In spite of the foregoing advantages from private educational institutions, there have been concerns about the rationale for their exponential growth. Such concerns are multifarious. For instance, the high cost of education in these institutions suggests that they are more concerned about the mercantile derivatives from their ventures than educational contributions to society. Some private secondary schools charge as much as N500,000 per student per session. In fact, some charge higher. Universities are not any much different. Some of the institutions charge, depending on the courses of study, as much as N800,000 per student per academic year.
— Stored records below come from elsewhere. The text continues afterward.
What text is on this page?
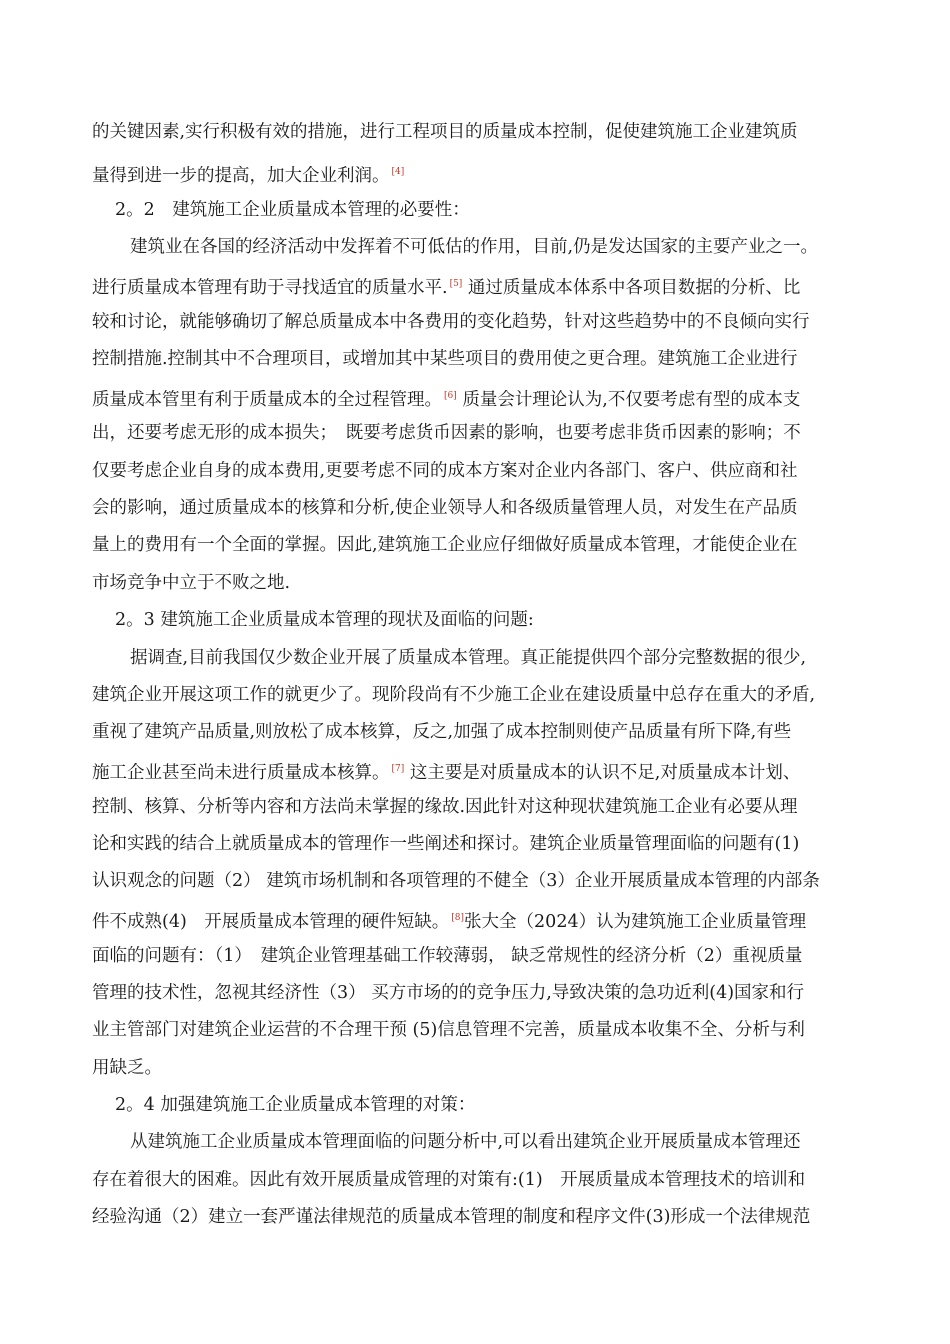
的关键因素,实行积极有效的措施，进行工程项目的质量成本控制，促使建筑施工企业建筑质
量得到进一步的提高，加大企业利润。 [4]
2。2　建筑施工企业质量成本管理的必要性：
建筑业在各国的经济活动中发挥着不可低估的作用，目前,仍是发达国家的主要产业之一。
进行质量成本管理有助于寻找适宜的质量水平. [5] 通过质量成本体系中各项目数据的分析、比
较和讨论，就能够确切了解总质量成本中各费用的变化趋势，针对这些趋势中的不良倾向实行
控制措施.控制其中不合理项目，或增加其中某些项目的费用使之更合理。建筑施工企业进行
质量成本管里有利于质量成本的全过程管理。 [6] 质量会计理论认为,不仅要考虑有型的成本支
出，还要考虑无形的成本损失；　既要考虑货币因素的影响，也要考虑非货币因素的影响；不
仅要考虑企业自身的成本费用,更要考虑不同的成本方案对企业内各部门、客户、供应商和社
会的影响，通过质量成本的核算和分析,使企业领导人和各级质量管理人员，对发生在产品质
量上的费用有一个全面的掌握。因此,建筑施工企业应仔细做好质量成本管理，才能使企业在
市场竞争中立于不败之地.
2。3 建筑施工企业质量成本管理的现状及面临的问题:
据调查,目前我国仅少数企业开展了质量成本管理。真正能提供四个部分完整数据的很少,
建筑企业开展这项工作的就更少了。现阶段尚有不少施工企业在建设质量中总存在重大的矛盾,
重视了建筑产品质量,则放松了成本核算，反之,加强了成本控制则使产品质量有所下降,有些
施工企业甚至尚未进行质量成本核算。 [7] 这主要是对质量成本的认识不足,对质量成本计划、
控制、核算、分析等内容和方法尚未掌握的缘故.因此针对这种现状建筑施工企业有必要从理
论和实践的结合上就质量成本的管理作一些阐述和探讨。建筑企业质量管理面临的问题有(1)
认识观念的问题（2） 建筑市场机制和各项管理的不健全（3）企业开展质量成本管理的内部条
件不成熟(4)　开展质量成本管理的硬件短缺。 [8]张大全（2024）认为建筑施工企业质量管理
面临的问题有：（1）　建筑企业管理基础工作较薄弱， 缺乏常规性的经济分析（2）重视质量
管理的技术性，忽视其经济性（3） 买方市场的的竞争压力,导致决策的急功近利(4)国家和行
业主管部门对建筑企业运营的不合理干预 (5)信息管理不完善，质量成本收集不全、分析与利
用缺乏。
2。4 加强建筑施工企业质量成本管理的对策：
从建筑施工企业质量成本管理面临的问题分析中,可以看出建筑企业开展质量成本管理还
存在着很大的困难。因此有效开展质量成管理的对策有:(1)　开展质量成本管理技术的培训和
经验沟通（2）建立一套严谨法律规范的质量成本管理的制度和程序文件(3)形成一个法律规范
While the defence for such prohibitive charges may be that nobody is forced to send their wards to those institutions, it should be noted that such high fees fail to take cognizance of the low income levels of most Nigerians. To worsen matters, it is even said that the salaries paid by many of those institutions are not commensurate with the fees they charge. Their facilities, especially in some of the private universities, are so poor that one wonders why they take so much but offer so little in terms of academic content and delivery, by not engaging seasoned lecturers. There are even stories that during accreditation tours by the NUC to some of the universities, they resort to the underhand deal of hiring lecturers or laboratory items for the visiting teams, after which they revert to their backwaters.
Another area of concern about the proliferation of private educational institutions, especially universities, is the quality of their products. It is alleged that many of the schools deliberately lower standards at the point of admission to be able to have students, whom they would not have if they were to deploy similar standards public schools apply. For instance, the latest (2017/2018 session) scandalous national Unified Matriculation Tertiary Examinations (UTME) cut-off point released by the Joint Admission and Matriculation Board (JAMB) is said to have been influenced by private universities. If that is the case, why would they do that if not to be able to absorb as many below per candidate as possible? But neither JAMB nor the NUC can exculpate itself from this scandalous low plunge. How can a success percentage score per subject to gain admission into Nigerian universities be 30, polytechnics be 20? It is shocking and shameful!
While private educational institutions in the country have made serious contributions to national educational advancement, it is necessary that the NUC looks into how much of the expected standards are kept by them. That should include their adherence to approved curricula; the fees charged, services offered to students, and general learning facilities such as halls of residence, laboratories, and academic staff. The ones run by religious groups should be less mercantile than they seem to be the case now. Cases where they raise money from their members to set up schools only to turn round and fix fees way beyond what ordinary folks, many of whom made such contributions can afford, should not continue.
Antai is author and speaker and contributed this piece from Uyo, Nigeria.